Wiley offers a new reading of the circumcision controversy in Galatians, the fruit of reframing Paul’s letter in three ways. First, she places the letter in its historical context, identifying the Galatians as Gentile converts. Secondly, she advocates a nonsupersessionist reading of the text and guides the reader through the scholarship of Stendahl, Davies, Segal, Dunn, and others who have revolutionized Pauline studies by emphasizing the Jewish matrix of the Pauline literature. Finally, she employs the tools of gender analysis and the feminist hermeneutic of Elisabeth Schüssler Fiorenza to challenge the androcentric readings of Galatians that have dominated the tradition.

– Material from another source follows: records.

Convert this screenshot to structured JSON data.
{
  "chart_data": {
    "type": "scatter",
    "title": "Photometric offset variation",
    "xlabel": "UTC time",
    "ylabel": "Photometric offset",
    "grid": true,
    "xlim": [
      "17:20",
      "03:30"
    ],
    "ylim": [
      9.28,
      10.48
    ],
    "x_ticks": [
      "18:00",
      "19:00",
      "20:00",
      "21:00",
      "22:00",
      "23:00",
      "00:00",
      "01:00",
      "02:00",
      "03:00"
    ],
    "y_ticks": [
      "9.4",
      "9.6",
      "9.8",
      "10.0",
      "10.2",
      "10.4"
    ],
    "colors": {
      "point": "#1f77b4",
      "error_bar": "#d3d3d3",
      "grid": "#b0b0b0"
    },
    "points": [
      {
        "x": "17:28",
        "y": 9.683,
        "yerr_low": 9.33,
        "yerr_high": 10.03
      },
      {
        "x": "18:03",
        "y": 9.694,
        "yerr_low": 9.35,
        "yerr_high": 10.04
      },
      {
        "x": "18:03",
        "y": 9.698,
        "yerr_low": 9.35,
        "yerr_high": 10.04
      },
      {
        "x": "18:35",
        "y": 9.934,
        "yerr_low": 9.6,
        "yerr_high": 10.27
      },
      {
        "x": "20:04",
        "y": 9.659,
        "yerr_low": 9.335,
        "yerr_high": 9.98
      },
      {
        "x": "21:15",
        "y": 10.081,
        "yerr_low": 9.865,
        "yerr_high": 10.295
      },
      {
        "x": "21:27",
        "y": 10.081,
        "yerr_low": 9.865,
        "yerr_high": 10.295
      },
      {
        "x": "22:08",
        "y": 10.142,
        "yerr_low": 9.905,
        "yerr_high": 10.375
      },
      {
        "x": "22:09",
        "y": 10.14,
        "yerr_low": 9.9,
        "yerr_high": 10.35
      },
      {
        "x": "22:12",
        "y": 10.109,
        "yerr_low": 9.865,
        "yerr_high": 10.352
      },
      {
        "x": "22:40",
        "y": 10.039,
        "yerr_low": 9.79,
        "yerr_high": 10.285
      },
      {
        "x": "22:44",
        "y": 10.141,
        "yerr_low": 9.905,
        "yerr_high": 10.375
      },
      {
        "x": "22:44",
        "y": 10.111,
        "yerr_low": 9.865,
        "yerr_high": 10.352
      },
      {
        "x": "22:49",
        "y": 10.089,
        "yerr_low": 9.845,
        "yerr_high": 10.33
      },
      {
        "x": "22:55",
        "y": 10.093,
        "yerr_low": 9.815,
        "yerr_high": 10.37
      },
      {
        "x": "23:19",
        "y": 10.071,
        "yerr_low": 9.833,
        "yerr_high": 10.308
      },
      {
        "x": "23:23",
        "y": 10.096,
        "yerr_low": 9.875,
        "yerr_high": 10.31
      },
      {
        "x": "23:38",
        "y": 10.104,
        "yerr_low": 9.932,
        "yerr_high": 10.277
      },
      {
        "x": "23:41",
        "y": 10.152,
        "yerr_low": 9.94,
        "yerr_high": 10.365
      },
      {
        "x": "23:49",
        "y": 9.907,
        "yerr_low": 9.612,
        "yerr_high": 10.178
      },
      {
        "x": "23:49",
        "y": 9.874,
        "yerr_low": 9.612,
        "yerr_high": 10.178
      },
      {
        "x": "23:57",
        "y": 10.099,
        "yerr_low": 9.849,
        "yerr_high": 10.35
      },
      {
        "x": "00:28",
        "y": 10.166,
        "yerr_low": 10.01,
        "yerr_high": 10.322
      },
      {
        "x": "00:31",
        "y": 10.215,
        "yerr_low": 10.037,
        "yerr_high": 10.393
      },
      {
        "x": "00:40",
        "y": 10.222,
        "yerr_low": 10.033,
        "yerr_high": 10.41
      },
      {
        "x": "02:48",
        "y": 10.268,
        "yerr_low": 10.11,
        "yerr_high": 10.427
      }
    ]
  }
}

Approaching the text from these three angles of vision, Wiley presents the circumcision debate as a conflict of two forms of Judaism, not a struggle between the new religion of Christianity (a term, she notes, that Paul never used) and a legalistic Judaism of works-righteousness (a religion, she notes, that exists only in Christian polemical theology, not in historical reality). At issue in Galatians, she maintains, is not the triumph of Christian grace over Jewish law, but rather the transcendence of social, class and gender divisions. The Torah-observant Palestinian disciples of Jesus who advocate the circumcision of Gentile converts violate the eschatological equality of men and women with their insistence on an initiation ritual restricted to males.
The contribution of Wiley's book is her reframing of the letter to the Galations and her ability to ask a new question of the text. The androcentric exegetical tradition has been inattentive to the implications of Paul's opposition to circumcision for gender relations. Wiley documents this lacuna and rightfully raises and probes the issue.
The book could be strengthened by clarification of the thesis. "I will argue," she states, "that Paul's opponents' position threatened the redemptive equality symbolized by baptism and made real by its performance" (p. 3). Here she suggests that circumcision de facto violates gender equality, even if Paul in his own androcentrism was inattentive to this dimension of the circumcision conflict. Elsewhere, however, she implies that Paul himself was cognizant of the gender divisions created by the practice of circumcision and opposed the practice for that reason. His judgment on those who would reestablish gender spheres in the Galatian community "is severe: 'You have cut yourselves off from Christ; you have fallen from grace’ (5:4)" (p. 103). Her case for the first version of the thesis is much stronger than her case for the second, since, as she acknowledges, Paul does not explicitly state that the role and status of women are a factor in the circumcision debate.
Despite Paul’s silence, Wiley finds evidence for her case in Gal 3:28. Together with Stendahl, Lampe, Betz, and Dunn, she reads Paul’s affirmation that in Christ “there is no longer Jew or Greek, there is no longer slave or free, there is no longer male and female” as evidence that baptism radically reshaped the social order. She also cites Pauline texts that give women places of leadership and a charismatic authority. She does not, however, discuss 1 Cor 11:3, which states that a husband is the head of his wife, nor 1 Cor 14:34-36, which admonishes women to keep silent in church. And, although she references Daniel Boyarin’s A Radical Jew: Paul and the Politics of Identity, she does not address his position that Paul is a Hellenistic Jew with a theology of spirit-body dualism who understands baptism as a momentary pneumatic and ecstatic experience. For Paul, Boyarin argues, baptism generates a new creation that effaces the ontological differences of Jew/Gentile and male/female in a manner that cannot be fully realized in the corporeal level of human society where sex/gender distinctions are maintained. Wiley presumably disagrees with this position since she emphasizes the social implications of Gal 3:28, but her case would be stronger if she included a critique of Boyarin and an alternative explanation of 1 Cor 11:3 and 1 Cor 14:34-36.
A wrinkle in Wiley’s argument is that she does not reconcile her position that circumcision would violate the social exercise of gender equality in Paul’s community in Galatia with her portrayal of Diaspora Jewish life at large. There, she explains, women had leadership roles in synagogues and other opportunities that their counterparts in Palestinian Judaism with its strict Torah orthodoxy did not share. Why, one wonders, was circumcision such a threat to the egalitarianism of Paul’s community in Galatia if it was not an obstacle to some degree of egalitarianism in Diaspora Judaism at large?
Despite these limitations, Wiley's book explores an important dimension of the circumcision debate in Galatians that has been neglected in the androcentric tradition. She also raises a timely issue. The ink spilled on the “letters to the editor” page of my diocesan Catholic newspaper in response to an op-ed piece questioning the routine circumcision of male newborns demonstrates that Paul’s first century church in Galatia is not the only religious community to face questions about the meaning of circumcision.